Xiangyu Ma, Liu Han, Mengran Xu, Yuling Feng, Changsheng Liu, Yida Zhao, Min Zhang, Guanghua Xu, Xin Sun
Abstract
Open AccessEleutheroside E (EE), a natural compound, shows promise in mitigating cellular senescence-a key factor in skin aging-though its mechanisms remain incompletely understood. This study integrated network pharmacology, molecular docking, and cellular experiments to explore the protective effects and mechanistic basis of EE against D-galactose (D-gal)-induced senescence in human skin fibroblasts (HSFs). Network pharmacology analyses suggested EE's involvement in inflammation-related pathways, especially phosphatidylinositol 3-kinase and protein kinase B (PI3K-AKT) and hypoxia-inducible factor 1 (HIF-1) signaling, which were corroborated by molecular docking revealing strong binding affinities between EE and key targets such as hypoxia-inducible factor 1-alpha (HIF1A), AKT serine/threonine kinase 1 (AKT1), phosphatidylinositol-4,5-bisphosphate 3-kinase catalytic subunit gamma (PI3Kγ), and interleukin-6 (IL-6). Cellular assays showed that EE markedly lowered oxidative stress markers, including reactive oxygen species (ROS) and malondialdehyde (MDA), reduced senescence-associated beta-galactosidase (SA-β-gal) activity, and boosted antioxidant enzymes such as superoxide dismutase (SOD) and catalase (CAT).

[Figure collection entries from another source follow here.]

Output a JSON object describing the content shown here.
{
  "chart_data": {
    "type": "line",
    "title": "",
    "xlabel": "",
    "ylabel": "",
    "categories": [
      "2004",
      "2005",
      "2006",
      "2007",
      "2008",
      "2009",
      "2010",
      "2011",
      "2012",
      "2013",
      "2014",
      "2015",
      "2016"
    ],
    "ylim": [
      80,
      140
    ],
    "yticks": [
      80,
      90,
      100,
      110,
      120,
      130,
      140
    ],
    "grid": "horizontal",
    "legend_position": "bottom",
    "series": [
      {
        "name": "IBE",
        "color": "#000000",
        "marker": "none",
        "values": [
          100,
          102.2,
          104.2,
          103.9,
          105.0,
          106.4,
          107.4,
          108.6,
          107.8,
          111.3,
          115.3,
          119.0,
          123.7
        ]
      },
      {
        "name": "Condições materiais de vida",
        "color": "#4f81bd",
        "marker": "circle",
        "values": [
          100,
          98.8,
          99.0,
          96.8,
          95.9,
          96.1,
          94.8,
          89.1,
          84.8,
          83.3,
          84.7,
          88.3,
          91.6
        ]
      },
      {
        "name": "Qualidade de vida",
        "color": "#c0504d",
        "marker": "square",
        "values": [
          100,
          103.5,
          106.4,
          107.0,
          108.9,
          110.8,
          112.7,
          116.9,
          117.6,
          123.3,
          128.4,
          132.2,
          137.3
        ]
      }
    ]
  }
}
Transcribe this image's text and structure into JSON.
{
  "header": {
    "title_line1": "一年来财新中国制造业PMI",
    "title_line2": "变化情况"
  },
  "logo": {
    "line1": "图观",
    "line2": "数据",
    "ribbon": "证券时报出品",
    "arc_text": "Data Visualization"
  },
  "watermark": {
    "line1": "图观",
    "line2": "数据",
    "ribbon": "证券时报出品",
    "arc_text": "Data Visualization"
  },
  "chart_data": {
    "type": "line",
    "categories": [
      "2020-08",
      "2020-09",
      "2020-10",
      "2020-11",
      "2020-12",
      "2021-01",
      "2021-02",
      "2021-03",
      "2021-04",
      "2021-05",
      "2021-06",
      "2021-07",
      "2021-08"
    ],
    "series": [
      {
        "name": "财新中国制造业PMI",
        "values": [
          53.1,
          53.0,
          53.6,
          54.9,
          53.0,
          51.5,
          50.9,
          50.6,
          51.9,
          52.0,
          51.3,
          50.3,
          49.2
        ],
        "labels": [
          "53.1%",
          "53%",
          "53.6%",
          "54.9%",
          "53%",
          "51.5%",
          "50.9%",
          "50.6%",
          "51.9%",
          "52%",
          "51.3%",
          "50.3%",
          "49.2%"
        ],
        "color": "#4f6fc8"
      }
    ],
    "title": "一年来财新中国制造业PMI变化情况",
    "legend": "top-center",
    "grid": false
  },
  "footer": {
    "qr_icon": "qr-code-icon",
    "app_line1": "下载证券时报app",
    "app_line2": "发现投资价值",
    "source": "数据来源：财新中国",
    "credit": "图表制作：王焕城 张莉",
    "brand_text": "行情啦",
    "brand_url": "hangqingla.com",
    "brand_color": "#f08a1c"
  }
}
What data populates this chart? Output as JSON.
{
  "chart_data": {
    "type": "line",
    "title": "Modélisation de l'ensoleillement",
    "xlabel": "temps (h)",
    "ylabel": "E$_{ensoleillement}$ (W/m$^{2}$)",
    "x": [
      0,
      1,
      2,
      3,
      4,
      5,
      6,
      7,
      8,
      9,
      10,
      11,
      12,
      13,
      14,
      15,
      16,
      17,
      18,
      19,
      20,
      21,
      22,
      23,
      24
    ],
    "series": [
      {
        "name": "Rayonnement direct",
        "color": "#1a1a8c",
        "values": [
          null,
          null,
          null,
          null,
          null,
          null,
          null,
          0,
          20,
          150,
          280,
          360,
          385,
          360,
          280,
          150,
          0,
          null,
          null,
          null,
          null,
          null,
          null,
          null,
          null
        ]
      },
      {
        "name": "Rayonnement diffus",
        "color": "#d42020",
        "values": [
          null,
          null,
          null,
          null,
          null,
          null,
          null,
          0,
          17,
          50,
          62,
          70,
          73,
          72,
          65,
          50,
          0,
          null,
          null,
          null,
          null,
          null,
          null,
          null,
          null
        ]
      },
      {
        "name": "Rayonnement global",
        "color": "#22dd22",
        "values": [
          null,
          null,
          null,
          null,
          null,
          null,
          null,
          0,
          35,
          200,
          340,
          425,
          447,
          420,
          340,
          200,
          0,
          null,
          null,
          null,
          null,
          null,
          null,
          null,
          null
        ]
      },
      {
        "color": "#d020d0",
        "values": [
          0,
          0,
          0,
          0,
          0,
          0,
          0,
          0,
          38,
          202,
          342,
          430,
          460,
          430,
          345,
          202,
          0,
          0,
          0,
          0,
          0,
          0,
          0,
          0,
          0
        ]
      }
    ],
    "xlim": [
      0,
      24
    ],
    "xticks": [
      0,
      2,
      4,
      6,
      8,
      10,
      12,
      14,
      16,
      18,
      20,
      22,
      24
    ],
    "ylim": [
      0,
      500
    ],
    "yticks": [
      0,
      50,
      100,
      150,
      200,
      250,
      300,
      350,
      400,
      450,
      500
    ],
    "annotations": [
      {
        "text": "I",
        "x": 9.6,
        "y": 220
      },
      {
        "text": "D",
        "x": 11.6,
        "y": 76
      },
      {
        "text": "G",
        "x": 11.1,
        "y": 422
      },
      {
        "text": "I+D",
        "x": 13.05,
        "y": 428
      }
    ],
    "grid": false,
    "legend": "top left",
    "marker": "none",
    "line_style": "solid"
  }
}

Additionally, EE dose-dependently inhibited apoptosis and downregulated PI3K/AKT phosphorylation as well as the B-cell lymphoma 2-associated X protein/B-cell lymphoma-2 (Bax/Bcl-2) ratio. These findings suggest that EE alleviates cellular senescence in HSFs mainly via the PI3K/AKT pathway by attenuating oxidative stress and apoptosis, highlighting its potential as a therapeutic agent for anti-aging strategies.